Top medical companies send supplies to West Africa
August 15, 2014
by Lauren Dubinsky
, Senior Reporter
In response to the Ebola crisis, more than 22 of the top medical companies are sending personal protective equipment and medical resources to doctors and nurses in West Africa. They rounded up a total of 2.3 million gloves, 65,000 masks, 92,000 gowns and 185,000 tabs of antibiotics.
Among the companies that provided the supplies are 3M, Actavis Pharma, Inc., Ansell Healthcare, Basic Medical, Baxter International, Inc., BD, Cera Products, Inc., Covidien, Henry Schein, Inc., Kimberly-Clark Corporation, McNeil Consumer Healthcare, Merck & Co., Inc., Mylan Laboratories, Inc., Nephron Pharmaceuticals Corporation, Omron Healthcare, Inc., Pfizer, Prestige Brands, Pro2 Solutions, Inc., Sappo Hill and Teva.
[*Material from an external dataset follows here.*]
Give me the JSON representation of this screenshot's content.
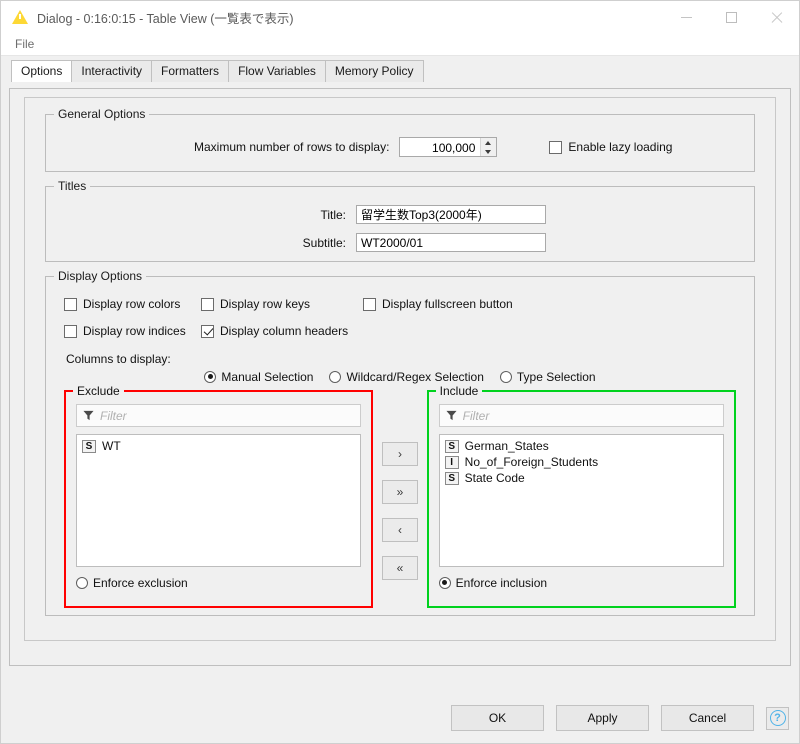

Over 70 percent of the Ebola cases are in Liberia and Sierra Leone, according to a release. Direct Relief, a medical supplier for nonprofit hospitals and clinics, with funding from Abbott Fund, AbbVie Foundation, Baxter, BD, Covidien, Sappo Hill and Pfizer, has already shipped over 445,000 gloves, 20,000 gowns, 23,500 masks, 185,000 tabs of antibiotics and 2,000 bars of soap to local clinics in those countries.
"The unprecedented scale of the outbreak has over-stretched local and even international public health institutions, so the mobilization of private resources, including from companies who make essential products or just want to help, can play a defining role in the collective effort to stem the outbreak," Thomas Tighe, president and CEO of Direct Relief, said in a statement. "We are deeply thankful so many are stepping up to help in so many ways."
Direct Relief and local health facilities including Wellbody Alliance and Last Mile Health are teaming up with the World Health Organization Emergency Operations Center, Liberian National Taskforce on Ebola, Centers for Disease Control and United Nations Office for the Coordination of Humanitarian Affairs.
"The Ebola epidemic is deadly — but we can stop it," Dr. Raj Panjabi, CEO of Last Mile Health, said in a statement. "We must identify the sick rapidly. Treat them. Educate the public to prevent the disease from being spread to others."